В горле внезапно пересыхает, будто я наглоталась толченого стекла. Тяну руку к входной двери – может, броситься за ним? Решусь ли я оставить детей – с ними же ничего не случится за несколько минут? Но со мной что-то творится – неверно оценив расстояние, я промахиваюсь и вместо дверной ручки хватаю воздух. Со второй попытки мне все же удается открыть дверь, но, выйдя на крыльцо, я понимаю, что ноги как ватные. Так бывает, если слишком резко встать с кровати. Прислоняюсь к стене и жду, когда пройдет приступ дурноты.

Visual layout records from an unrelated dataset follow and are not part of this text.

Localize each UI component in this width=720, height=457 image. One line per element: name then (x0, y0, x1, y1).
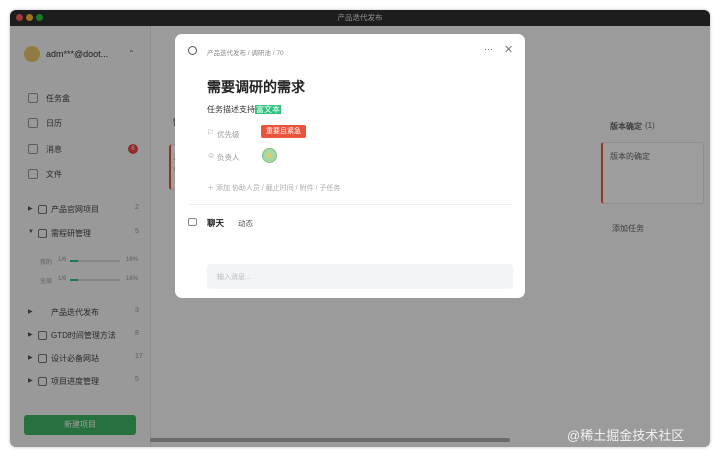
person-icon: ☺ (207, 151, 216, 160)
chat-icon (188, 218, 197, 226)
flag-icon: ⚐ (207, 128, 215, 137)
complete-checkbox[interactable] (188, 46, 197, 55)
more-icon[interactable]: ··· (484, 44, 493, 54)
tab-activity[interactable]: 动态 (238, 218, 253, 229)
breadcrumb[interactable]: 产品迭代发布 / 调研池 / 70 (207, 47, 284, 57)
priority-tag[interactable]: 重要且紧急 (261, 125, 306, 138)
close-icon[interactable]: ✕ (504, 43, 513, 56)
watermark: @稀土掘金技术社区 (567, 428, 685, 443)
add-fields-text: 添加 协助人员 / 截止时间 / 附件 / 子任务 (215, 185, 341, 192)
add-fields-link[interactable]: ＋ 添加 协助人员 / 截止时间 / 附件 / 子任务 (207, 183, 340, 193)
tab-chat[interactable]: 聊天 (207, 217, 224, 229)
divider (188, 204, 512, 205)
plus-icon: ＋ (207, 185, 216, 192)
task-description[interactable]: 任务描述支持富文本 (207, 104, 281, 115)
message-input[interactable]: 输入消息... (207, 264, 513, 289)
description-text: 任务描述支持 (207, 105, 255, 114)
message-placeholder: 输入消息... (217, 274, 251, 281)
description-highlight: 富文本 (255, 105, 281, 114)
horizontal-scrollbar[interactable] (150, 438, 510, 442)
priority-label: 优先级 (217, 130, 240, 139)
assignee-avatar[interactable] (262, 148, 277, 163)
task-detail-modal: 产品迭代发布 / 调研池 / 70 ··· ✕ 需要调研的需求 任务描述支持富文… (175, 34, 525, 298)
assignee-label: 负责人 (217, 153, 240, 162)
task-title[interactable]: 需要调研的需求 (207, 77, 305, 97)
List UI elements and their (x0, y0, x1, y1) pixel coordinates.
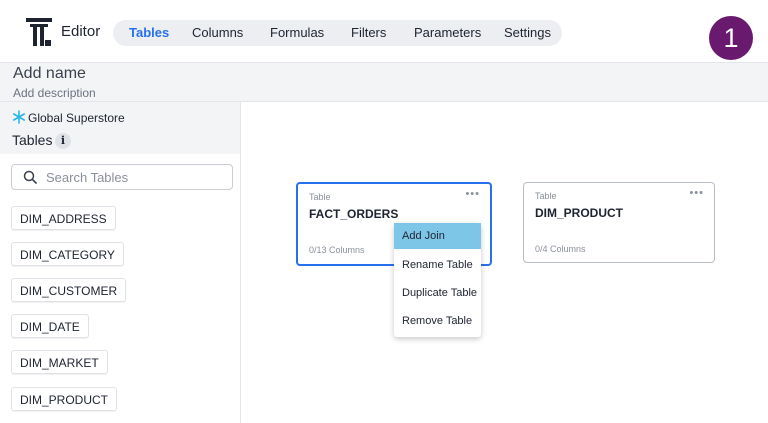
top-bar: Editor Tables Columns Formulas Filters P… (0, 0, 768, 62)
more-horizontal-icon[interactable]: ••• (689, 187, 704, 199)
tab-tables[interactable]: Tables (113, 20, 185, 46)
data-source-name: Global Superstore (28, 111, 125, 125)
info-icon[interactable]: i (55, 133, 71, 149)
table-list-item[interactable]: DIM_MARKET (11, 350, 108, 374)
menu-item-duplicate-table[interactable]: Duplicate Table (394, 280, 481, 306)
more-horizontal-icon[interactable]: ••• (465, 188, 480, 200)
menu-item-remove-table[interactable]: Remove Table (394, 308, 481, 334)
editor-tabs: Tables Columns Formulas Filters Paramete… (113, 20, 562, 46)
table-list-item[interactable]: DIM_CATEGORY (11, 242, 124, 266)
tables-sidebar: Global Superstore Tables i DIM_ADDRESS D… (0, 102, 241, 423)
menu-item-add-join[interactable]: Add Join (394, 223, 481, 249)
card-column-count: 0/13 Columns (309, 245, 365, 255)
table-list-item[interactable]: DIM_PRODUCT (11, 387, 118, 411)
search-icon (23, 170, 37, 184)
card-type-label: Table (309, 192, 331, 202)
tab-formulas[interactable]: Formulas (254, 20, 340, 46)
card-table-name: FACT_ORDERS (309, 207, 399, 221)
tab-settings[interactable]: Settings (488, 20, 567, 46)
table-context-menu: Add Join Rename Table Duplicate Table Re… (394, 223, 481, 337)
table-card-dim-product[interactable]: Table ••• DIM_PRODUCT 0/4 Columns (523, 182, 715, 263)
tab-parameters[interactable]: Parameters (398, 20, 497, 46)
worksheet-name-field[interactable]: Add name (13, 65, 86, 83)
tables-heading: Tables (12, 132, 53, 148)
worksheet-description-field[interactable]: Add description (13, 86, 96, 100)
step-badge: 1 (709, 16, 753, 60)
snowflake-icon (12, 110, 26, 124)
card-type-label: Table (535, 191, 557, 201)
app-title: Editor (61, 23, 101, 40)
sidebar-header: Global Superstore Tables i (0, 102, 240, 154)
worksheet-name-row: Add name Add description (0, 62, 768, 102)
tab-columns[interactable]: Columns (176, 20, 259, 46)
table-list-item[interactable]: DIM_DATE (11, 314, 89, 338)
thoughtspot-logo-icon[interactable] (26, 18, 52, 46)
card-column-count: 0/4 Columns (535, 244, 586, 254)
tab-filters[interactable]: Filters (335, 20, 402, 46)
search-tables-box[interactable] (11, 164, 233, 190)
card-table-name: DIM_PRODUCT (535, 206, 624, 220)
table-list-item[interactable]: DIM_CUSTOMER (11, 278, 127, 302)
menu-item-rename-table[interactable]: Rename Table (394, 252, 481, 278)
search-tables-input[interactable] (46, 168, 226, 186)
table-list-item[interactable]: DIM_ADDRESS (11, 206, 116, 230)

Но он не проходит. Теперь еще и голова кружится. Все плывет. Дыши глубоко, говорю я себя. Что это, паническая атака? Да ну, что за глупости. Я не из тех, у кого бывают панические атаки. Перед глазами проносятся лица детей. Я умираю? Это инсульт?
В следующий миг вспоминаю о воде, которую пила. Разум отказывается даже допустить подобное, но, с другой стороны, это же я создала прецедент, подала ему идею. И он, конечно, ею воспользовался. Для него это было единственным способом уйти. Око за око. Патрик растворил эмбиен в стакане воды так же, как я подбросила его в мартини Кит.
Веки тяжелеют, опускаются, но я сопротивляюсь. Впору завыть от бессильной злобы, но я лишилась сил, могу только скулить. Однако Патрик плохо меня знает, если решил, что я сдамся без борьбы. Я не намерена терять сознание. Доползаю до туалета, сую пальцы в рот и смотрю, как из меня извергается жидкость пополам с желчью. Это хотя бы частично выведет лекарство из организма. Не на ту напал.
Я должна остановить их, не дать убийце скрыться.
33Лора
Пятница, 5 мая 2017
Только я засыпаю, как неожиданно раздается сигнал будильника. Торопливо заглушаю его, чтобы невзначай не разбудить Олли. Глаза привыкают к темноте. Я лежу на нашей двуспальной кровати. Олли велел мне вернуться в спальню – видимо, для того, чтобы удобнее было за мной следить, живя в одной комнате. Но повернувшись, я обнаруживаю, что со стороны Олли постель холодная. У меня тревожно екает сердце. Я вскакиваю и, задыхаясь от ужаса, бросаюсь в детскую. Фредди безмятежно спит в колыбельке, приоткрыв рот. Его веки подрагивают во сне. Прижав руку к груди, я жду, когда перестанет частить пульс. Крадучись спускаюсь вниз, понимая, что в любой момент откуда-нибудь может появиться Олли. Он может наброситься на меня в гостиной и задушить насмерть. На цыпочках я миную коридор, добираюсь до кухни, готовая ко всему. Свет не горит. Кругом тихо.
Но, выглянув в окно, я вижу: машины Олли на дорожке нет. Я ничего не понимаю. Он… уехал?
Я неподвижно стою посреди кухни, сжимая и разжимая кулаки. Что это значит? Олли ушел? Меня наполняет надежда. Может, взял и сбежал от греха подальше. Но в следующую секунду я начинаю сомневаться в том, что это возможно: Олли угрожал, что будет держать меня здесь и никуда не выпустит, так с чего это он вдруг сдался бы? Нелепость.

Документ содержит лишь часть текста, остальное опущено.